Separately, there is a disconnect between France’s stated reasons for being in the Indo-Pacific and the specific patterns of deployments undertaken by the French Navy. What stands out about the French Indo-Pacific constellation of territories and their attendant EEZ is that, with the exception of the far-flung territory of Clipperton near Mexico, all of French territory and EEZ is south of the equator. (See the official French map here in an official handout on Paris and the Indo-Pacific; page 3.)

However, one look at France’s most recent deployments shows that the French Navy has focused most of its efforts north of the equator, in the Indo-Pacific’s logical hotspots, including the South China Sea and the Korean Peninsula, where French assets have been involved in the enforcement of United Nations Security Council resolution 2375’s provisions barring illicit ship-to-ship transfers by North Korea.

This isn’t necessarily a problem.

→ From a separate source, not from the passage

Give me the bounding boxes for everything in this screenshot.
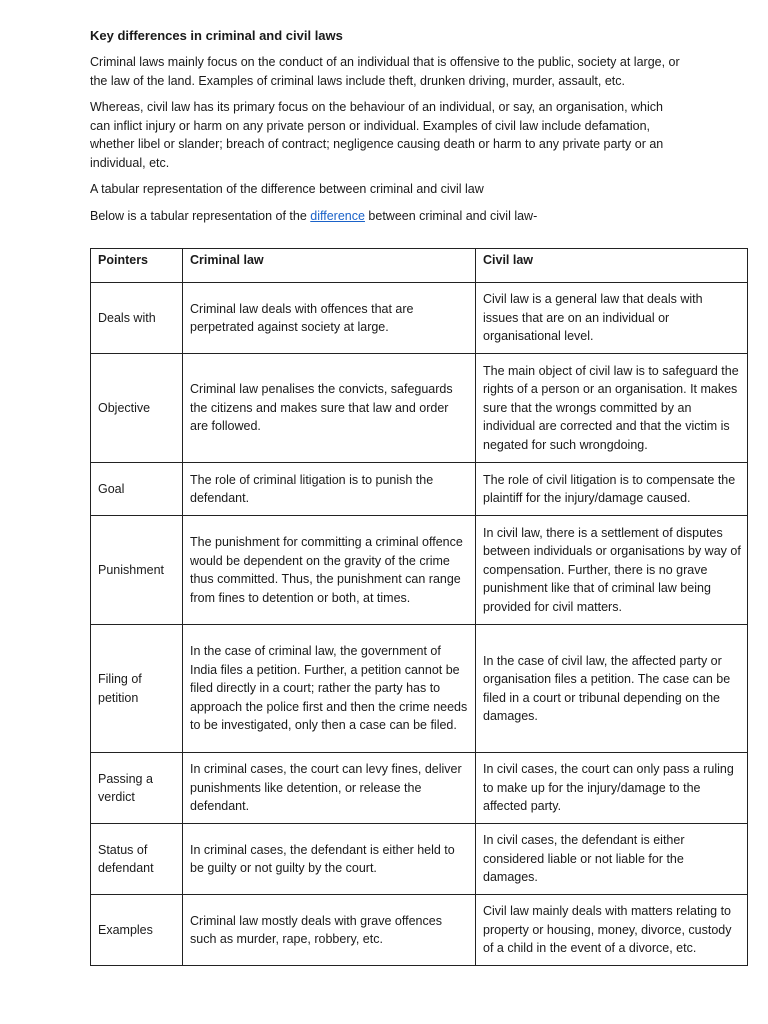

The charm of the rules-based order, after all, is that it has a universal nature and powers outside of the Indo-Pacific can play a role in upholding it. The United Kingdom, for instance, has made the Royal Navy’s rotations through the South China Sea contingent on the rights afforded to all countries under international law. While Parly and other French officials have also stated Paris’ commitment to these same principles as a motivating factor in Paris’ interest in the Indo-Pacific, the appeals to an inherent French territoriality in the Indo-Pacific appear to have fallen flat in Asia.

A final thought is that this year’s Shangri-La Dialogue may well have taken on a rather different identity: One focused on the role of extraregional powers in the Indo-Pacific. Last year, on Bastille Day, French President Emanuel Macron had accepted an invitation from the International Institute for Strategic Studies, the host organization of the Shangri-La Dialogue, to deliver the keynote speech at the address. Macron eventually withdrew amid domestic instability in France, but had he come through, the main theme of this year’s dialogue may less have been about how medium- and small-sized countries can survive amid great power rivalry in Asia, and more about how France — and Europe more broadly — might play a role.

At the end of the day, France’s Indo-Pacific commitments appear clear enough. Parly made plain the fact that Paris would be in the Indo-Pacific to stay. That sense was definitely palpable standing on the deck of the FS Charles de Gaulle in Singapore.